Thursday, October 2, 2014

Making a repair on a torn slipcover.

Has this ever happened to you??  This is a nasty tear in a stool slipcover and right at the corner.  Now, I'll admit, it could be much worse.  At least it's in the seam.  This had been repaired twice before it got to me.  Obviously, it didn't work.  I hated to see my client throw this out, so I gave it a shot.  And I'm going to share with you how I repaired it.  Hopefully, this will be the last time.

Here it is from another angle.  Nasty!!

 First I placed it on the corner of my sewing/pressing table.

Then pressed it.

I trimmed off all the stray threads.  I had to get them out of my way to move onto the next step.

Cut a piece of lightweight fusible stabilizer.  I keep all my remnants so I had a piece of Pellon SF 101.

 Now lay that over the seam (wrong side) and fuse in place.  It's hard to see, but it's there.
Turn to right side and press again.

Because I had a top seam where the sides meet the top, I had to unpick that just slightly.

Now you can fold the seam back to its original position and stitch in place.  I chose to use a 3/8" seam allowance just to be sure it would hold.  I ran one straight stitch first then turned to check I had enclosed the tear.  Then I went back and made a triple stitch to hold it.  The picture only shows my first stitch line.
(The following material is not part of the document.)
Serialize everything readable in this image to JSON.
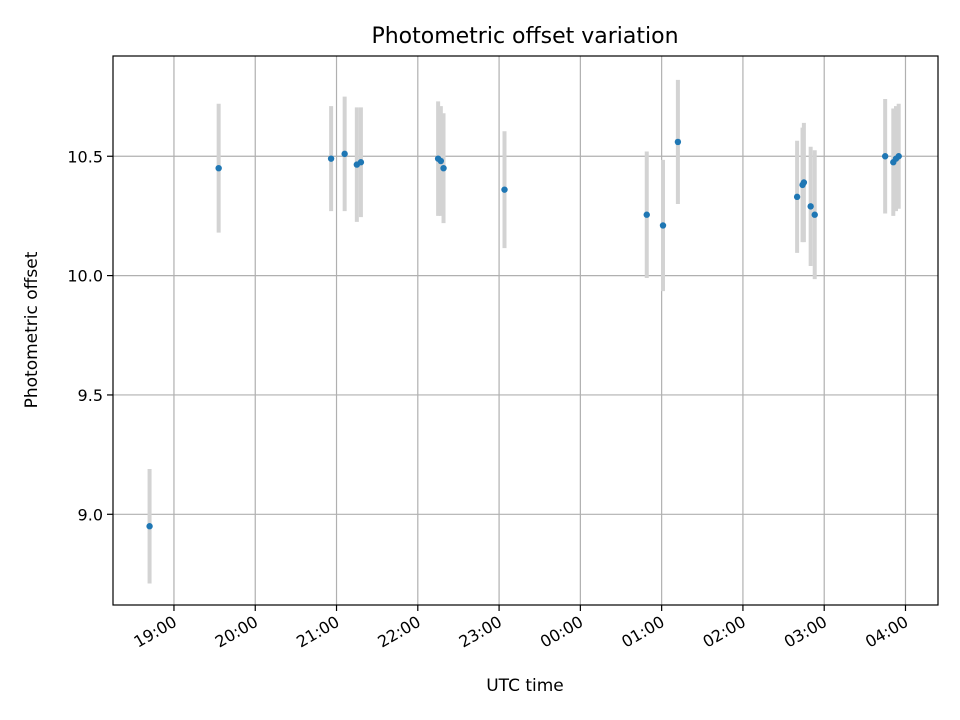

And the right side.  No sign of tear!

Next, I closed that top seam again.  It is a bit crooked right where the repaired seam is, but there wasn't enough fabric to make it straight across.  No one will ever notice.

And now this slipcover will hopefully have another few good years.  Unless of course, this happens to the other seams.

Hope this helps someone else.  Incidentally, I am no expert in making these types of repairs.  If you know of or have a better way, please share!

Thanks for stopping by.

Happy Thursday!


  1. I'm no expert either but I've made my fair share of repairs over the years. I think it was a really wise choice to reinforce the fabric with the interfacing. That will prevent the fabric from fraying further and provide stability the fabric and to that seam. Well done!

  2. Thanks so much! I was thinking that too since it had been repaired before. There just wasn't enough stability there to hold the seam together. Thank you for stopping by! I love your blog BTW.